昆虫忌避剤のリスクと安全な使用方法

西ナイルウイルスや脳炎、ロッキー山斑点熱などの感染症が懸念される中、屋外での蚊やダニなどの刺咬虫から身を守ることは多くの人にとって重要です。一般的な対策は虫除けスプレーで肌や衣服を保護することですが、これらの虫除けにどんな健康リスクがあるのでしょうか。

保護とリスクのバランス

虫除けは蚊やダニなどの不快な害虫から露出した肌を守るのに有効ですが、使用する製品によっては健康への懸念があることも知っておく必要があります。

DEET(ジエチルメタトルエート)とは

米国だけでも約39社が140以上のDEET配合虫除けを製造しており、最も一般的な有効成分です。製品に含まれるDEETの濃度はさまざまで、濃度が高いほど有害性のリスクも高まります。

DEETに関する健康懸念

2002年にデューク大学薬理学部が行った研究では、実験動物においてDEETを常用すると脳細胞に損傷が見られ、頭痛、記憶力低下、倦怠感、呼吸器症状などが報告されました。特に子どもの皮膚は化学物質を吸収しやすく、2001年のヒト・実験毒性報告でもDEET曝露後に子どもが体調不良を起こす例が示されています。
製造メーカーは米国環境保護庁(EPA)の試験結果を根拠に「使用ラベルに従えば安全」と主張していますが、長期的な影響を評価した研究は少なく、症状が数年後に現れる可能性や、がん細胞の形成との関連が懸念されています。

DEET以外の代替品

レモンユーカリオイルや大豆油など、天然成分を配合した虫除けもありますが、効果持続時間が短いのが欠点です。
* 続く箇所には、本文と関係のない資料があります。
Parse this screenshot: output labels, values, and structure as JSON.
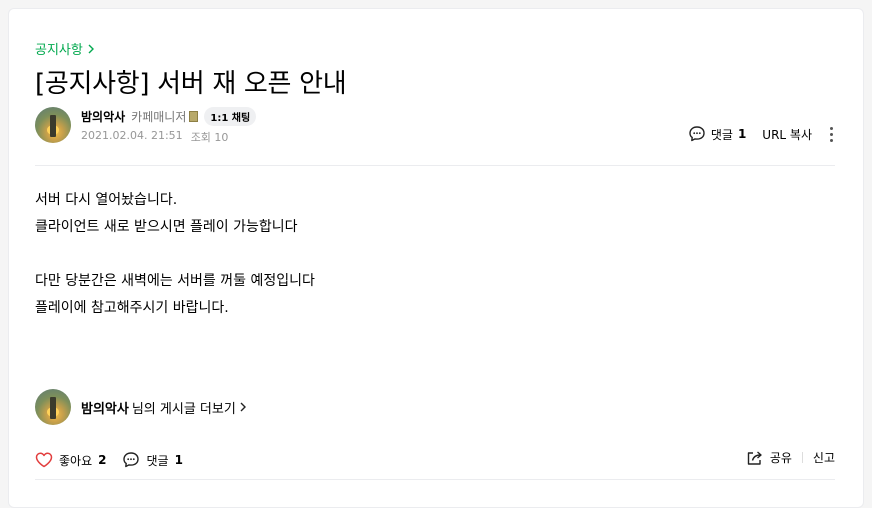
{
  "breadcrumb": {
    "label": "공지사항"
  },
  "article": {
    "title": "[공지사항] 서버 재 오픈 안내"
  },
  "author": {
    "nickname": "밤의악사",
    "role": "카페매니저",
    "chat_button": "1:1 채팅",
    "date": "2021.02.04. 21:51",
    "views": "조회 10"
  },
  "meta": {
    "comment_label": "댓글",
    "comment_count": "1",
    "url_copy": "URL 복사"
  },
  "body": {
    "lines": [
      "서버 다시 열어놨습니다.",
      "클라이언트 새로 받으시면 플레이 가능합니다",
      "",
      "다만 당분간은 새벽에는 서버를 꺼둘 예정입니다",
      "플레이에 참고해주시기 바랍니다."
    ]
  },
  "profile_link": {
    "nickname": "밤의악사",
    "suffix": "님의 게시글 더보기"
  },
  "actions": {
    "like_label": "좋아요",
    "like_count": "2",
    "comment_label": "댓글",
    "comment_count": "1",
    "share_label": "공유",
    "report_label": "신고"
  },
  "colors": {
    "accent": "#03a94f",
    "heart": "#e23e3e"
  }
}
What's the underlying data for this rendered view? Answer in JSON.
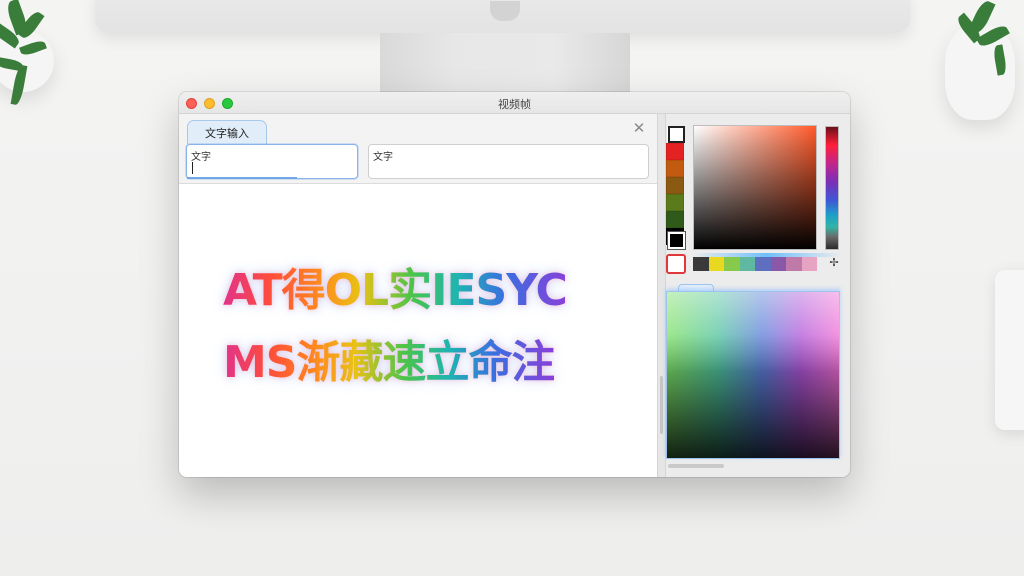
{
  "window": {
    "title": "视频帧"
  },
  "input_panel": {
    "tab_label": "文字输入",
    "close_symbol": "✕",
    "field_1_label": "文字",
    "field_2_label": "文字"
  },
  "canvas": {
    "text_line_1": "AT得OL实IESYC",
    "text_line_2": "MS渐藏速立命注"
  },
  "color_picker": {
    "swatches": [
      "#ffffff",
      "#e52222",
      "#c25a0f",
      "#8a5a12",
      "#5b7a1c",
      "#2f5a1a",
      "#000000"
    ],
    "palette": [
      "#3a3a3a",
      "#e8d820",
      "#86c94b",
      "#5fb8a0",
      "#5e6fc0",
      "#8a58a8",
      "#c07aa8",
      "#e6a3c2"
    ],
    "hue_accent": "#ff5a2a",
    "eyedropper_symbol": "✢"
  }
}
また、ユーカリ系オイルは毒性があり、皮膚や眼に刺激を与えることがあります。専門家の多くは、3歳未満の子どもへの使用は避けるべきだとしています。

使用上の注意

すべての消費財と同様に、虫除けはメーカーの指示通りに使用し、警告や注意事項を必ず守ってください。特に幼児への使用は最小限に留め、乳児には絶対に使用しないでください。虫除けは殺虫剤・農薬と同等に扱い、吸入すると他の薬を服用中の人に副作用を引き起こす可能性があります。
有害性に関する医学的データは限られているため、自己や子どもに塗布する際は安全側に倒す判断が賢明です。

ハーブ系代替品

無香料のハンドローション4オンスにシトロネラ油を数滴混ぜれば、短時間の効果的な虫除けが作れます。